Р. ЛУНКИН: Ну, если, например, государство и общество, они резко радикальны, они не приемлют вот ту мусульманскую диаспору и культуру, которая сложилась в их стране, то, безусловно, это способствует радикализации вот тех мусульман, особенно, там, мусульман-мигрантов, мусульман безработных, которые существуют. И взрыв происходит, когда вот эта ситуация нетерпимости к мигрантам и неприятия чужой культуры, она накладывается на социальную нестабильность. Когда у людей, там, нет работы элементарно, когда они не могут пойти в школу нормально, когда их воспринимают, вот как людей второго сорта.

Но при этом я, например, против вот этих заявлений о том, что политика мультикультурализма, она потерпела крах. Скорее потерпела крах, может быть, ну, вот, с одной стороны, как бы излишняя вот такая терпимость и плюрализм в некоторых странах, особенно скандинавских, как вот в Швеции, там были волнения по поводу того, что уже просто процент коренных жителей, он постоянно уменьшается, по сравнению с прибывающими мигрантами. Это, безусловно, вызывает вот такое вот беспокойство. Ну, а есть целый ряд стран, ну, например, там, Великобритания, Италия, где все-таки поток мигрантов, он контролируется, он есть, но он контролируется. И, как мне многие англичане говорили, мои коллеги, они пытаются как бы перевоспитать их, переработать в рамках своего общества. Это не значит, что они запрещают сикхам вот в своих чалмах ходить, потому что, ну, там, в кэбах довольно часто встретишь водителя в этой чалме, сикха. Но при этом они воспринимают какие-то этические правила определенные. И я думаю, что как раз вот такой более гибкий подход, то есть, не выгонять, а где-то идти на контакт, на диалог, где-то какие-то углы сглаживать в общении с этими людьми. И, главное, контролировать, не пускать это не самотек.
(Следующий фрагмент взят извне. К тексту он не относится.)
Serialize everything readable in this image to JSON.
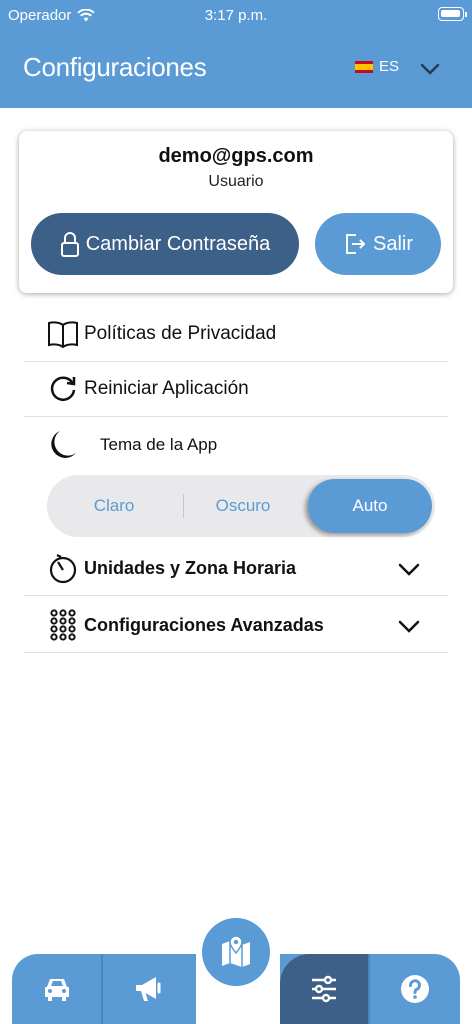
{
  "status": {
    "carrier": "Operador",
    "time": "3:17 p.m."
  },
  "header": {
    "title": "Configuraciones",
    "language": "ES"
  },
  "account": {
    "email": "demo@gps.com",
    "role": "Usuario",
    "change_password_label": "Cambiar Contraseña",
    "exit_label": "Salir"
  },
  "menu": {
    "privacy": "Políticas de Privacidad",
    "restart": "Reiniciar Aplicación",
    "theme": "Tema de la App",
    "units": "Unidades y Zona Horaria",
    "advanced": "Configuraciones Avanzadas"
  },
  "theme_options": {
    "light": "Claro",
    "dark": "Oscuro",
    "auto": "Auto",
    "selected": "Auto"
  },
  "tabs": [
    "car-icon",
    "megaphone-icon",
    "map-icon",
    "sliders-icon",
    "help-icon"
  ],
  "colors": {
    "primary": "#5b9bd5",
    "dark": "#3d6088"
  }
}
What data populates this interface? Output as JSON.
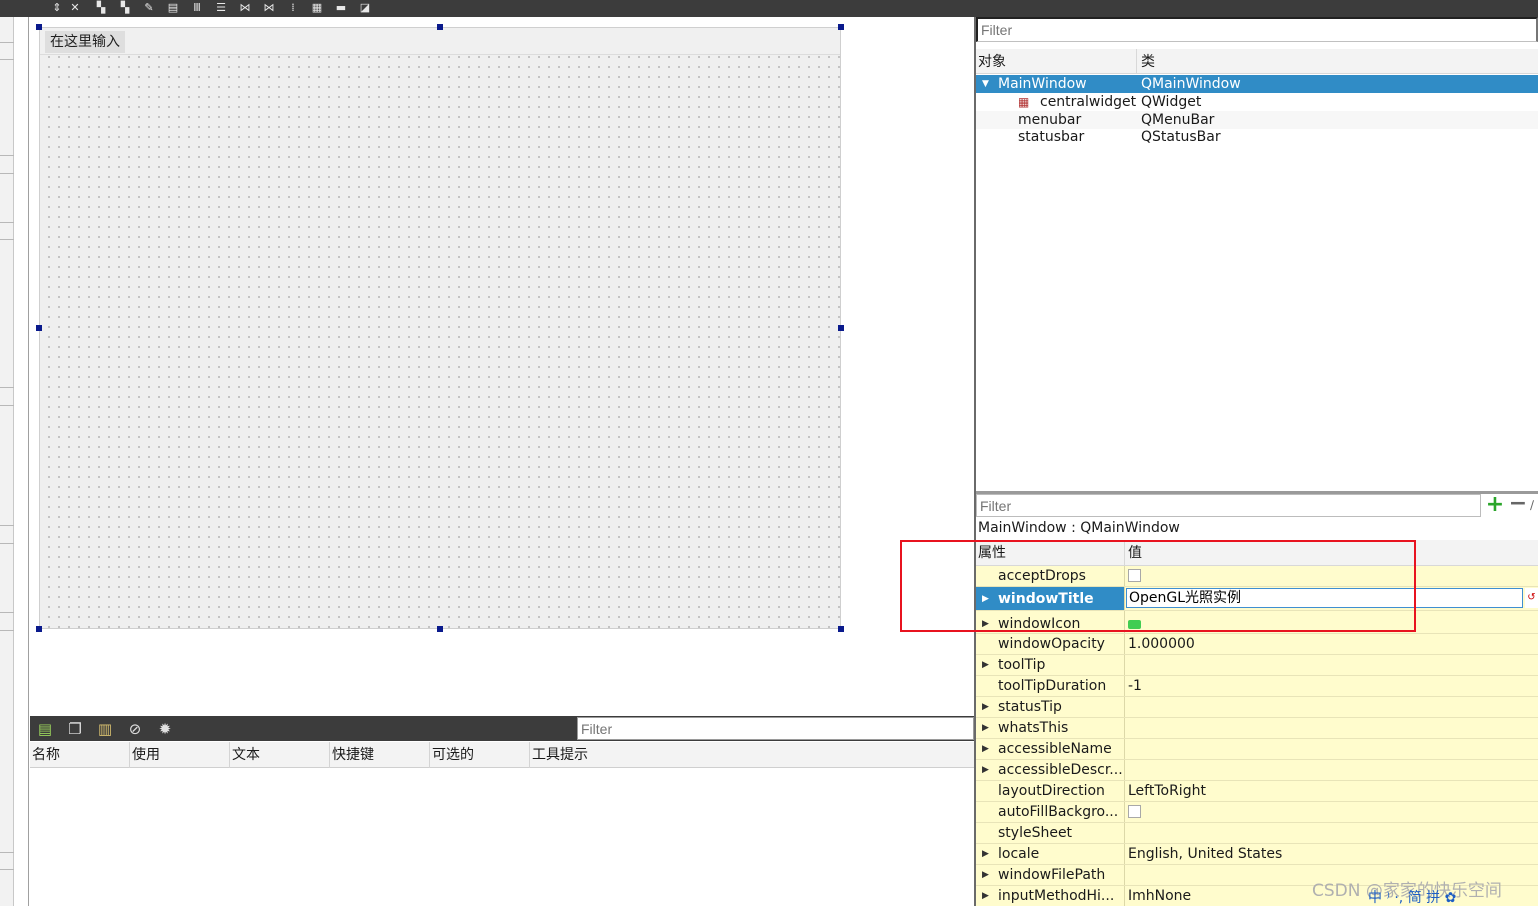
{
  "form": {
    "menu_placeholder": "在这里输入"
  },
  "action_editor": {
    "filter_placeholder": "Filter",
    "toolbar_icons": [
      "new-action-icon",
      "copy-icon",
      "paste-icon",
      "delete-icon",
      "settings-icon"
    ],
    "columns": [
      "名称",
      "使用",
      "文本",
      "快捷键",
      "可选的",
      "工具提示"
    ]
  },
  "object_inspector": {
    "filter_placeholder": "Filter",
    "col_object": "对象",
    "col_class": "类",
    "rows": [
      {
        "name": "MainWindow",
        "class": "QMainWindow"
      },
      {
        "name": "centralwidget",
        "class": "QWidget"
      },
      {
        "name": "menubar",
        "class": "QMenuBar"
      },
      {
        "name": "statusbar",
        "class": "QStatusBar"
      }
    ]
  },
  "property_editor": {
    "filter_placeholder": "Filter",
    "class_label": "MainWindow : QMainWindow",
    "col_property": "属性",
    "col_value": "值",
    "rows": [
      {
        "name": "acceptDrops",
        "value": ""
      },
      {
        "name": "windowTitle",
        "value": "OpenGL光照实例"
      },
      {
        "name": "windowIcon",
        "value": ""
      },
      {
        "name": "windowOpacity",
        "value": "1.000000"
      },
      {
        "name": "toolTip",
        "value": ""
      },
      {
        "name": "toolTipDuration",
        "value": "-1"
      },
      {
        "name": "statusTip",
        "value": ""
      },
      {
        "name": "whatsThis",
        "value": ""
      },
      {
        "name": "accessibleName",
        "value": ""
      },
      {
        "name": "accessibleDescr...",
        "value": ""
      },
      {
        "name": "layoutDirection",
        "value": "LeftToRight"
      },
      {
        "name": "autoFillBackgro...",
        "value": ""
      },
      {
        "name": "styleSheet",
        "value": ""
      },
      {
        "name": "locale",
        "value": "English, United States"
      },
      {
        "name": "windowFilePath",
        "value": ""
      },
      {
        "name": "inputMethodHi...",
        "value": "ImhNone"
      }
    ]
  },
  "watermark": "CSDN @家家的快乐空间",
  "ime_bar": "中 ⁾ ·, 简 拼 ✿",
  "colors": {
    "selection": "#308cc6",
    "property_row": "#fffccd",
    "highlight_box": "#e8131f"
  }
}
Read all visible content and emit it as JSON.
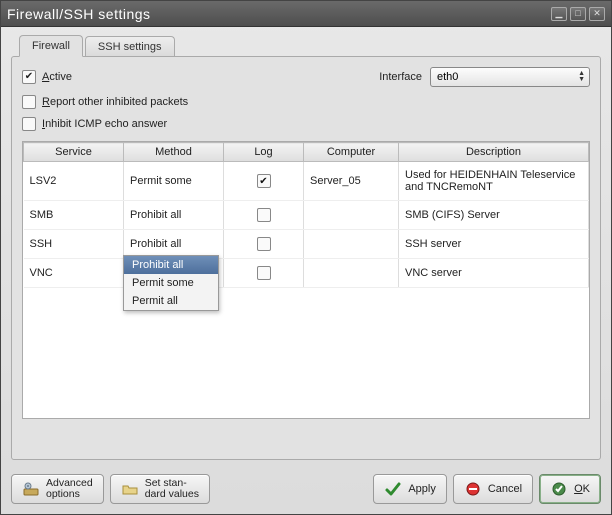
{
  "window": {
    "title": "Firewall/SSH settings"
  },
  "tabs": {
    "firewall": "Firewall",
    "ssh": "SSH settings"
  },
  "controls": {
    "active_prefix": "A",
    "active_rest": "ctive",
    "report_prefix": "R",
    "report_rest": "eport other inhibited packets",
    "inhibit_prefix": "I",
    "inhibit_rest": "nhibit ICMP echo answer",
    "interface_label": "Interface",
    "interface_value": "eth0"
  },
  "table": {
    "columns": {
      "service": "Service",
      "method": "Method",
      "log": "Log",
      "computer": "Computer",
      "description": "Description"
    },
    "rows": [
      {
        "service": "LSV2",
        "method": "Permit some",
        "log": true,
        "computer": "Server_05",
        "description": "Used for HEIDENHAIN Teleservice and TNCRemoNT"
      },
      {
        "service": "SMB",
        "method": "Prohibit all",
        "log": false,
        "computer": "",
        "description": "SMB (CIFS) Server"
      },
      {
        "service": "SSH",
        "method": "Prohibit all",
        "log": false,
        "computer": "",
        "description": "SSH server"
      },
      {
        "service": "VNC",
        "method": "",
        "log": false,
        "computer": "",
        "description": "VNC server"
      }
    ]
  },
  "dropdown": {
    "options": {
      "prohibit_all": "Prohibit all",
      "permit_some": "Permit some",
      "permit_all": "Permit all"
    },
    "selected": "Prohibit all"
  },
  "footer": {
    "advanced_l1": "Advanced",
    "advanced_l2": "options",
    "standard_l1": "Set stan-",
    "standard_l2": "dard values",
    "apply": "Apply",
    "cancel": "Cancel",
    "ok_prefix": "O",
    "ok_rest": "K"
  }
}
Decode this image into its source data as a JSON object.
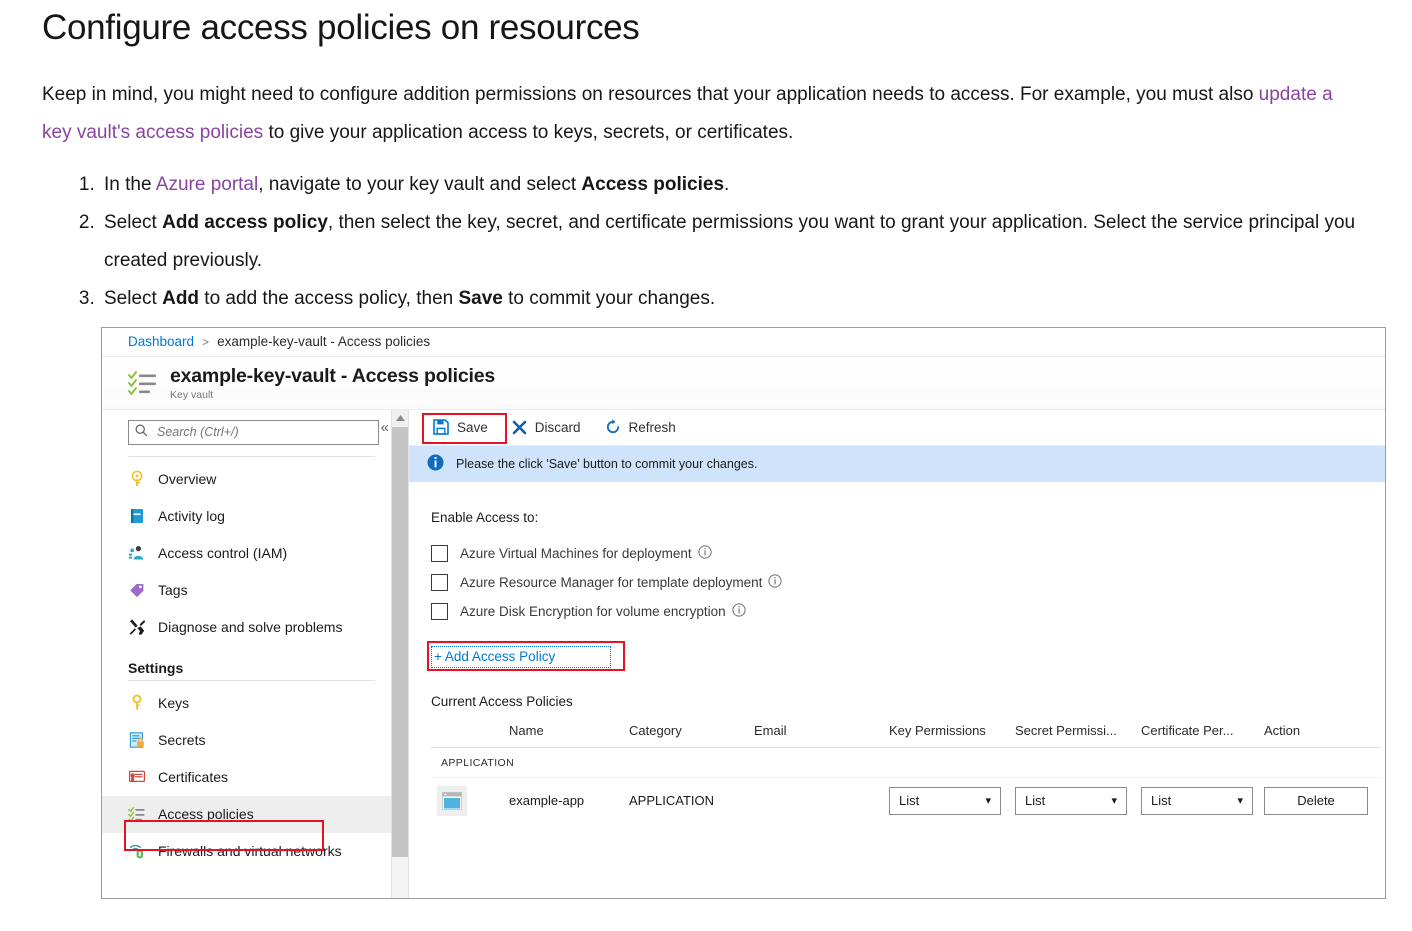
{
  "doc": {
    "title": "Configure access policies on resources",
    "intro_part1": "Keep in mind, you might need to configure addition permissions on resources that your application needs to access. For example, you must also ",
    "intro_link": "update a key vault's access policies",
    "intro_part2": " to give your application access to keys, secrets, or certificates.",
    "steps": [
      {
        "pre": "In the ",
        "link": "Azure portal",
        "mid": ", navigate to your key vault and select ",
        "bold": "Access policies",
        "post": "."
      },
      {
        "pre": "Select ",
        "bold": "Add access policy",
        "mid": ", then select the key, secret, and certificate permissions you want to grant your application. Select the service principal you created previously.",
        "post": ""
      },
      {
        "pre": "Select ",
        "bold": "Add",
        "mid": " to add the access policy, then ",
        "bold2": "Save",
        "post": " to commit your changes."
      }
    ]
  },
  "portal": {
    "breadcrumb": {
      "root": "Dashboard",
      "separator": ">",
      "current": "example-key-vault - Access policies"
    },
    "blade": {
      "title": "example-key-vault - Access policies",
      "subtitle": "Key vault"
    },
    "search": {
      "placeholder": "Search (Ctrl+/)",
      "value": ""
    },
    "nav": {
      "collapse_glyph": "«",
      "items": [
        {
          "label": "Overview",
          "icon": "key-icon",
          "selected": false
        },
        {
          "label": "Activity log",
          "icon": "activity-log-icon",
          "selected": false
        },
        {
          "label": "Access control (IAM)",
          "icon": "access-control-icon",
          "selected": false
        },
        {
          "label": "Tags",
          "icon": "tag-icon",
          "selected": false
        },
        {
          "label": "Diagnose and solve problems",
          "icon": "wrench-icon",
          "selected": false
        }
      ],
      "group_label": "Settings",
      "settings_items": [
        {
          "label": "Keys",
          "icon": "key-icon",
          "selected": false
        },
        {
          "label": "Secrets",
          "icon": "secrets-icon",
          "selected": false
        },
        {
          "label": "Certificates",
          "icon": "certificate-icon",
          "selected": false
        },
        {
          "label": "Access policies",
          "icon": "access-policies-icon",
          "selected": true
        },
        {
          "label": "Firewalls and virtual networks",
          "icon": "firewall-icon",
          "selected": false
        }
      ]
    },
    "toolbar": {
      "save_label": "Save",
      "discard_label": "Discard",
      "refresh_label": "Refresh"
    },
    "infobar": {
      "message": "Please the click 'Save' button to commit your changes."
    },
    "enable_access": {
      "label": "Enable Access to:",
      "options": [
        {
          "label": "Azure Virtual Machines for deployment",
          "checked": false,
          "has_info": true
        },
        {
          "label": "Azure Resource Manager for template deployment",
          "checked": false,
          "has_info": true
        },
        {
          "label": "Azure Disk Encryption for volume encryption",
          "checked": false,
          "has_info": true
        }
      ]
    },
    "add_access_policy": {
      "label": "+ Add Access Policy"
    },
    "table": {
      "caption": "Current Access Policies",
      "headers": [
        "",
        "Name",
        "Category",
        "Email",
        "Key Permissions",
        "Secret Permissi...",
        "Certificate Per...",
        "Action"
      ],
      "group_row": "APPLICATION",
      "rows": [
        {
          "icon": "application-icon",
          "name": "example-app",
          "category": "APPLICATION",
          "email": "",
          "key_permissions": "List",
          "secret_permissions": "List",
          "certificate_permissions": "List",
          "action": "Delete"
        }
      ]
    },
    "colors": {
      "accent_blue": "#0078d4",
      "highlight_red": "#e81123",
      "info_bg": "#cfe4fa",
      "selected_nav_bg": "#eeeeee"
    }
  }
}
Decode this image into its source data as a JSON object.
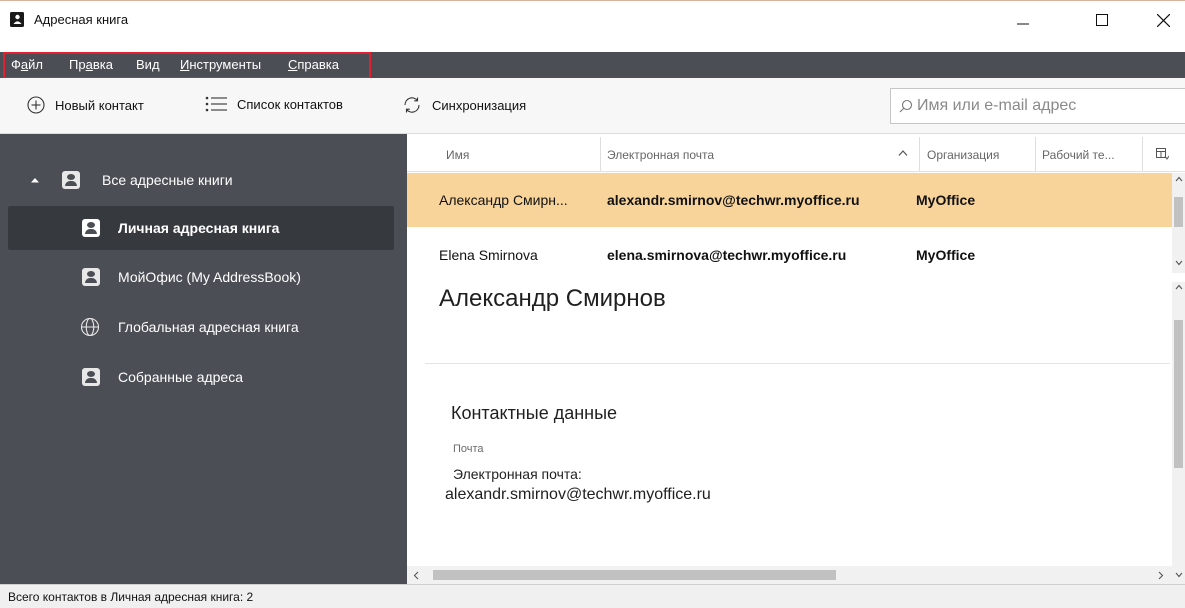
{
  "window": {
    "title": "Адресная книга"
  },
  "menu": {
    "items": [
      {
        "label": "Файл",
        "underline_index": 1
      },
      {
        "label": "Правка",
        "underline_index": 2
      },
      {
        "label": "Вид",
        "underline_index": 2
      },
      {
        "label": "Инструменты",
        "underline_index": 0
      },
      {
        "label": "Справка",
        "underline_index": 0
      }
    ]
  },
  "toolbar": {
    "new_contact": "Новый контакт",
    "contact_list": "Список контактов",
    "sync": "Синхронизация",
    "search_placeholder": "Имя или e-mail адрес"
  },
  "sidebar": {
    "root": "Все адресные книги",
    "items": [
      {
        "label": "Личная адресная книга",
        "selected": true,
        "icon": "address-book-icon"
      },
      {
        "label": "МойОфис (My AddressBook)",
        "selected": false,
        "icon": "address-book-icon"
      },
      {
        "label": "Глобальная адресная книга",
        "selected": false,
        "icon": "globe-icon"
      },
      {
        "label": "Собранные адреса",
        "selected": false,
        "icon": "address-book-icon"
      }
    ]
  },
  "table": {
    "columns": [
      "Имя",
      "Электронная почта",
      "Организация",
      "Рабочий те..."
    ],
    "sort_column": "Электронная почта",
    "rows": [
      {
        "name": "Александр Смирн...",
        "email": "alexandr.smirnov@techwr.myoffice.ru",
        "org": "MyOffice",
        "phone": "",
        "selected": true
      },
      {
        "name": "Elena Smirnova",
        "email": "elena.smirnova@techwr.myoffice.ru",
        "org": "MyOffice",
        "phone": "",
        "selected": false
      }
    ]
  },
  "detail": {
    "name": "Александр Смирнов",
    "section_title": "Контактные данные",
    "group_label": "Почта",
    "field_label": "Электронная почта:",
    "field_value": "alexandr.smirnov@techwr.myoffice.ru"
  },
  "status": {
    "text": "Всего контактов в Личная адресная книга: 2"
  },
  "colors": {
    "sidebar_bg": "#4b4e54",
    "selected_row": "#f8d49a",
    "menu_highlight": "#e5202e"
  }
}
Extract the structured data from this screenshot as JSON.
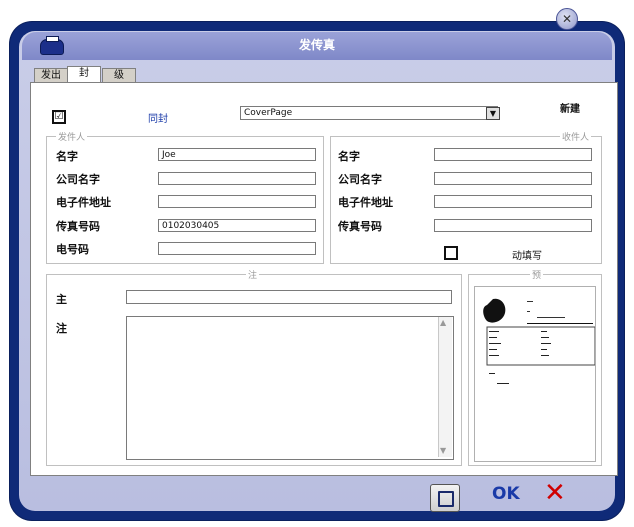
{
  "window": {
    "title": "发传真"
  },
  "tabs": [
    {
      "label": "发出"
    },
    {
      "label": "封"
    },
    {
      "label": "级"
    }
  ],
  "cover": {
    "checkbox_mark": "☑",
    "link": "同封",
    "template": "CoverPage",
    "new_label": "新建"
  },
  "sender": {
    "legend": "发件人",
    "fields": [
      {
        "label": "名字",
        "value": "Joe"
      },
      {
        "label": "公司名字",
        "value": ""
      },
      {
        "label": "电子件地址",
        "value": ""
      },
      {
        "label": "传真号码",
        "value": "0102030405"
      },
      {
        "label": "电号码",
        "value": ""
      }
    ]
  },
  "recipient": {
    "legend": "收件人",
    "fields": [
      {
        "label": "名字",
        "value": ""
      },
      {
        "label": "公司名字",
        "value": ""
      },
      {
        "label": "电子件地址",
        "value": ""
      },
      {
        "label": "传真号码",
        "value": ""
      }
    ],
    "autofill_label": "动填写"
  },
  "note": {
    "legend": "注",
    "subject_label": "主",
    "subject_value": "",
    "note_label": "注"
  },
  "preview": {
    "legend": "预"
  },
  "buttons": {
    "ok_label": "OK",
    "cancel_glyph": "✕"
  }
}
А. СОЛОМИН: Хотел спросить у вас еще больше о России. Татарстан, республика – чуть не сказал, страна – республика просвещенного ислама, да? Вы так выразились перед эфиром. Все-таки очень много приходит историй через СМИ о том, что ФСБ держит ситуацию с радикалами там на контроле и постоянно наблюдает за ней, потому что действительно какие-то примеры радикальных ячеек там появляются, и власти наши опасаются очень этого. Вы как ученый, который, может быть, более все-таки в этой теме, и не на публикациях СМИ, может быть, основываете свое мнение, можете сказать, в действительности там есть чего опасаться?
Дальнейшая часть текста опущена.